Doctors and nurses fled after clashes erupted nearby between rebel forces and those loyal to Col Muammar Gaddafi.



Some residents accused the regime of murdering those at the hospital, but it is not yet clear how exactly they died.



Meanwhile, rebel forces faced stiff resistance as they advanced on Sirte, Col Gaddafi's birthplace and the town regarded as his last stronghold.



Rebel commanders said they were consolidating their frontline at the oil port town of Ras Lanuf, after withdrawing from positions nearer Sirte to put themselves out of range of rockets fired by pro-Gaddafi forces.



The UK said its planes carried out an overnight missile attack on a large command-and-control bunker in Sirte.



There was also intense fighting near Tripoli's international airport.



In the west, the rebels took control of the Ras Jidir border crossing with Tunisia after regime loyalists fled, and then raised the pre-Gaddafi, green, red and black Libyan flag, witnesses said.'No government'



The BBC's Wyre Davies in Tripoli says the scene at the hospital in Abu Salim was one of the most appalling and distressing he had ever seen.Around the hospital, on trolleys and in corridors, there were hundreds of dead people - men, women and children, our correspondent says.



It is not known exactly who they were, but some were civilians, some fighters, some apparently African mercenaries, he adds.



Residents said some had been alive when they were brought to the hospital, albeit with very bad injuries.
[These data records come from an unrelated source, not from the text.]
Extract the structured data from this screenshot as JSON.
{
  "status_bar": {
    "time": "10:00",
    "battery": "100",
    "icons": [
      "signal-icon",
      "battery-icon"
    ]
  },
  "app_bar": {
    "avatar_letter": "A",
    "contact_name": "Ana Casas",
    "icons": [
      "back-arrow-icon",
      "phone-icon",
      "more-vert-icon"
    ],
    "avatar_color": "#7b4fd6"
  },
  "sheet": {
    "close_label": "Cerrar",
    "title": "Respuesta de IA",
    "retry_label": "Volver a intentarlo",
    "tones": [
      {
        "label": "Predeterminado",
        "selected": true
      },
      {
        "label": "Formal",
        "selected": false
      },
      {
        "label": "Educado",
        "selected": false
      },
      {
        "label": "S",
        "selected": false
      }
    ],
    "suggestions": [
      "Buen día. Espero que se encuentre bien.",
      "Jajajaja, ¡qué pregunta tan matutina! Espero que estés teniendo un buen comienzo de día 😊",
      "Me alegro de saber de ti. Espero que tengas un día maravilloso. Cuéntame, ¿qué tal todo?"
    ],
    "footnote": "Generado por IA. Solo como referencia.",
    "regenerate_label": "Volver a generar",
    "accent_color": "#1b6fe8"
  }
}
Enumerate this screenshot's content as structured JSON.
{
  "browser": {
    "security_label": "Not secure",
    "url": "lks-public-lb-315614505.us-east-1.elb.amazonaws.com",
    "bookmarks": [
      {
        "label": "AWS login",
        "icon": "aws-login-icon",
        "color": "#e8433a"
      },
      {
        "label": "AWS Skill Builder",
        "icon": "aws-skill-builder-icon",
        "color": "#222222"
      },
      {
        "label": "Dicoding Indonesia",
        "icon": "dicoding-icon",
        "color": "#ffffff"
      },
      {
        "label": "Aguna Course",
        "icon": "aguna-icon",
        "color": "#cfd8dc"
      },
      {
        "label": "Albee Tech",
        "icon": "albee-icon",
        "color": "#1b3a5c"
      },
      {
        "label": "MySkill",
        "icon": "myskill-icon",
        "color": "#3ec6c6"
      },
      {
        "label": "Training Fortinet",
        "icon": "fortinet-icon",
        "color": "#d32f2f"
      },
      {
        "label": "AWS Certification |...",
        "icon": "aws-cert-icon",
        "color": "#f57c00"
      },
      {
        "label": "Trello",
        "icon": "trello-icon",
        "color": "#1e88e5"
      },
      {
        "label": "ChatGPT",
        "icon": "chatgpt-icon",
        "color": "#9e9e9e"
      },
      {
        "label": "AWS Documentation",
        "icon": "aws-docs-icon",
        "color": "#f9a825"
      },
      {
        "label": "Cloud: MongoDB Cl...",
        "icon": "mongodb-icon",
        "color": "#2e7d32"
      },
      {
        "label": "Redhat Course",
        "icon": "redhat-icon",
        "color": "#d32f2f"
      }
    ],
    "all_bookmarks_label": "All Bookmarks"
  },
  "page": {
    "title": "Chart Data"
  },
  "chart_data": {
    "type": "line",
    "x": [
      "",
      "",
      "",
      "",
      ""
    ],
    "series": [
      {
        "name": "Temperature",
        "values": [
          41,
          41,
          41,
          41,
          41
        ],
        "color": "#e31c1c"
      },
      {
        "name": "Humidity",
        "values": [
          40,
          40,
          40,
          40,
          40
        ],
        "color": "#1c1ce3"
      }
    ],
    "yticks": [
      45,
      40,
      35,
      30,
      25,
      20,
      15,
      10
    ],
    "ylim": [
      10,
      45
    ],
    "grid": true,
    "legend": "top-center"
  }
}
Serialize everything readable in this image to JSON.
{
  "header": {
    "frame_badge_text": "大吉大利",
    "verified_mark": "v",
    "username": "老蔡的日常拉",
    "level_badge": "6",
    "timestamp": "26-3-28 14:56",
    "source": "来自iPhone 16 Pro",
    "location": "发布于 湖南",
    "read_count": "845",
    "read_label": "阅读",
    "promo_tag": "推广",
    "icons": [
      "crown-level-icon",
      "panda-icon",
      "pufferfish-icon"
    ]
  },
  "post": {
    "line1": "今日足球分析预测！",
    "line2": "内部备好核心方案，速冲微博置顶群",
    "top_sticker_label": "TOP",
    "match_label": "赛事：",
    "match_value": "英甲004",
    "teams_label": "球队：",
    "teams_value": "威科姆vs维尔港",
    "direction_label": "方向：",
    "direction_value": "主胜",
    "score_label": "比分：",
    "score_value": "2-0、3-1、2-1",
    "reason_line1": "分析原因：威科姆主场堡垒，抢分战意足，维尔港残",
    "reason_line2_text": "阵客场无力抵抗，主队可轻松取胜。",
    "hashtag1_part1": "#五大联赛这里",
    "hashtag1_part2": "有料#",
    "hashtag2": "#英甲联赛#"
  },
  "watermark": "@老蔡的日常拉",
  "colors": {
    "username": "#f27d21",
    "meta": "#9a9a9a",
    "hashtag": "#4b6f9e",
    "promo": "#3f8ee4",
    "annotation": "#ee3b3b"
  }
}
Others had already died.



However, the hospital was closed because nearly all medical staff had fled the fighting, and the people were left there to die, they added.



The AFP news agency reported that the hospital was occupied by pro-Gaddafi snipers on Saturday, and that it was only on Thursday after days of intense fighting that it was secured by the rebels.



The father of a 10-year-old boy who was shot in the back near Col Gaddafi's compound said he had to lie in the heat for almost a week with no help, while the stench of decomposing bodies grew around him.



"My son was wounded outside Bab al-Aziziya, but we didn't know where he had been taken," he told AFP. "It's the first time I've seen him in five days. But today we have got him back."